The young man's face darkened.
"Come," he said. "We'd better have no secrets from one another. You know how to get at his money, I suppose?"
She shook her head.
"Indeed I don't know anything about it," she declared.
"You must know where it came from," he persisted.
"I don't," she repeated. "Indeed I don't. He never told me and I never asked him. I understood that he had made it in South Africa."
Sydney Barnes wiped the perspiration from his forehead.
"Look here," he said in a voice which, notwithstanding his efforts to control it, trembled a little, "this is a very serious matter for us. You don't want to go back to the refreshment bar again, do you?"
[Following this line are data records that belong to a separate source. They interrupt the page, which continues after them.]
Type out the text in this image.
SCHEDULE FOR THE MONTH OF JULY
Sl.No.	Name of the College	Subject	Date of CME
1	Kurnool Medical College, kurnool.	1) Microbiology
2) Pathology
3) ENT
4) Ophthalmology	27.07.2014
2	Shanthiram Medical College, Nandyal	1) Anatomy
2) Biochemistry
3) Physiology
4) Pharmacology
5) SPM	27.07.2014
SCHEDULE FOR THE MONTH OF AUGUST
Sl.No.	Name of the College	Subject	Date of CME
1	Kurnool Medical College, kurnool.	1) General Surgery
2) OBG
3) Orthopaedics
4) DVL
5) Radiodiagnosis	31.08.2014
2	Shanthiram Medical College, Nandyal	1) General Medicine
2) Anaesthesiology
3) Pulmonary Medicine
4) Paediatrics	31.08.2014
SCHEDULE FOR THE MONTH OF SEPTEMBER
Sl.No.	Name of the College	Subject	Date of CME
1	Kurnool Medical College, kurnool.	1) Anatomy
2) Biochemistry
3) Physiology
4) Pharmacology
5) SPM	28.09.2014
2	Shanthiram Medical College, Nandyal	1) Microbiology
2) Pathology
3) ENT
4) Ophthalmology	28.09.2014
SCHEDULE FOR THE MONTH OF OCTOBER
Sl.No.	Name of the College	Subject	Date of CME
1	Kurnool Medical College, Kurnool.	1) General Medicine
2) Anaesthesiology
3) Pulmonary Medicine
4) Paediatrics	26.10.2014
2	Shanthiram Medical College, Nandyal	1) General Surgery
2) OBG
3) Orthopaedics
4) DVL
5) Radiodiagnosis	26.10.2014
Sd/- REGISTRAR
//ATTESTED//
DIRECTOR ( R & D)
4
"I don't care what I do," she answered dully. "I hated that, but I shall hate everything now that he is gone."
"It's only for a day or two you'll feel like that," he declared. "We've got a right, you and I, to whatever Morry left behind, and whatever happens I mean to have my share. Look around you!"
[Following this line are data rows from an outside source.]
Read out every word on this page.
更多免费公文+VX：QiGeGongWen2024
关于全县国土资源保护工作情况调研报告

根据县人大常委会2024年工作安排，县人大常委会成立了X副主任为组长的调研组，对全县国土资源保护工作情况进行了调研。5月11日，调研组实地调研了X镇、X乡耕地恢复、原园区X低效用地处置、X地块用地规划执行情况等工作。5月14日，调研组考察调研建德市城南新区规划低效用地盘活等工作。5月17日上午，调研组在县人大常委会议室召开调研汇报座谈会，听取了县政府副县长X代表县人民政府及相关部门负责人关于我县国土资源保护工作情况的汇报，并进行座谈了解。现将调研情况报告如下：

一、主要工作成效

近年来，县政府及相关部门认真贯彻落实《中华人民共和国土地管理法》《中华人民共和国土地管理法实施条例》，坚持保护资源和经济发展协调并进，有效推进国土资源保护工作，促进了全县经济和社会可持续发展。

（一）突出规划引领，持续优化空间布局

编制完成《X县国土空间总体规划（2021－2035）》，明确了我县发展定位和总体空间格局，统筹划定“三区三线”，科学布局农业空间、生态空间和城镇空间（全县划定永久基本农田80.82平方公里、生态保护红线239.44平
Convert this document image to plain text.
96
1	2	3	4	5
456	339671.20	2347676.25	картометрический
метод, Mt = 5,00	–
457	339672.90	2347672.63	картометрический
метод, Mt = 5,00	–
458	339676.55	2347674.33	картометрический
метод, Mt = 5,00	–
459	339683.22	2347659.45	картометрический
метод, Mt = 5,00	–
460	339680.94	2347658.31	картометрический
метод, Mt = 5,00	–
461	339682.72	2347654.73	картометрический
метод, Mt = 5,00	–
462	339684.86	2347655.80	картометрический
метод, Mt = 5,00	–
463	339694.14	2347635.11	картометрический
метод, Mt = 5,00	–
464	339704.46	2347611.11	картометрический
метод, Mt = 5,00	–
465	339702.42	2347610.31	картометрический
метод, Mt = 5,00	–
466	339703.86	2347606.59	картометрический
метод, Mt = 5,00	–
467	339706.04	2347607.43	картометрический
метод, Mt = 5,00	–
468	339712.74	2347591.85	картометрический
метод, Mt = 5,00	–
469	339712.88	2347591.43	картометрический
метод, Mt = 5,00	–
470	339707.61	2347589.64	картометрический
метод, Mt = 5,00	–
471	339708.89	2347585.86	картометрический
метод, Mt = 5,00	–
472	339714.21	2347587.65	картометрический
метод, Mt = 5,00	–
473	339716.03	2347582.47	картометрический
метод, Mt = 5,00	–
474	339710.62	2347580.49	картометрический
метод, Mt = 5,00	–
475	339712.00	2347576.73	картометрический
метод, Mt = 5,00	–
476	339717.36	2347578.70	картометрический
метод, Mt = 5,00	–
It was not an inspiring spectacle. The room was dirty, and almost devoid of furniture.
"All that I've had out of it so far," he declared, "is free quarters here. The rent's paid up to the end of the year. I've had to sell the furniture bit by bit to keep alive. It was a cheap lot, cheap and showy, and it fetched jolly little. Morry always did like to have things that looked worth more than he gave for them. Even his jewellery was sham--every bally bit of it. There wasn't a real pearl or a real diamond amongst the lot. But there's no doubt about the money. I've had the bank-book. He was worth a cool two thousand a year was Morry--that's five hundred each quarter day, you understand, and somewhere or other there must be the bonds or securities from which this money came. He never kept them here. I'll swear to that. Therefore they must be somewhere that you ought to know about."
She nodded wearily.
"Very likely," she said. "I have a parcel he gave me to take care of."
The effect of her simple words on Barnes was almost magical. The dull colour streamed into his sallow cheeks, he shook all over with excitement. His voice, when he spoke, was almost hysterical. He had been so near to despair. This indeed had been almost his last hope.
"A parcel!" he gasped. "A parcel! What sort of a parcel? Did he say that it was important?"
"It's just a long envelope tied up with red tape and sealed," she answered. "Yes! he made a great fuss about leaving it with me."
"Tell us all about it," he demanded greedily. "Oh, Lord! Oh, Lord!
Be quick!"
"It must have been almost the very day it happened," she said, with a little shudder. "He came down in the afternoon and he seemed a bit queer, as though he had something on his mind. He took out the envelope once or twice and looked at it. Once he said to me, 'Agnes,' he said, 'there are men in London who, if they knew that I carried this with me, would kill me for it. I was frightened, and I begged him to leave it somewhere. I think he said that he had to have it always with him, because he couldn't think of a safe hiding-place for it. Just as he was going, though, he came back and took it out of his pocket once more."
"He left it with you?" Barnes exclaimed. "You have it safe?"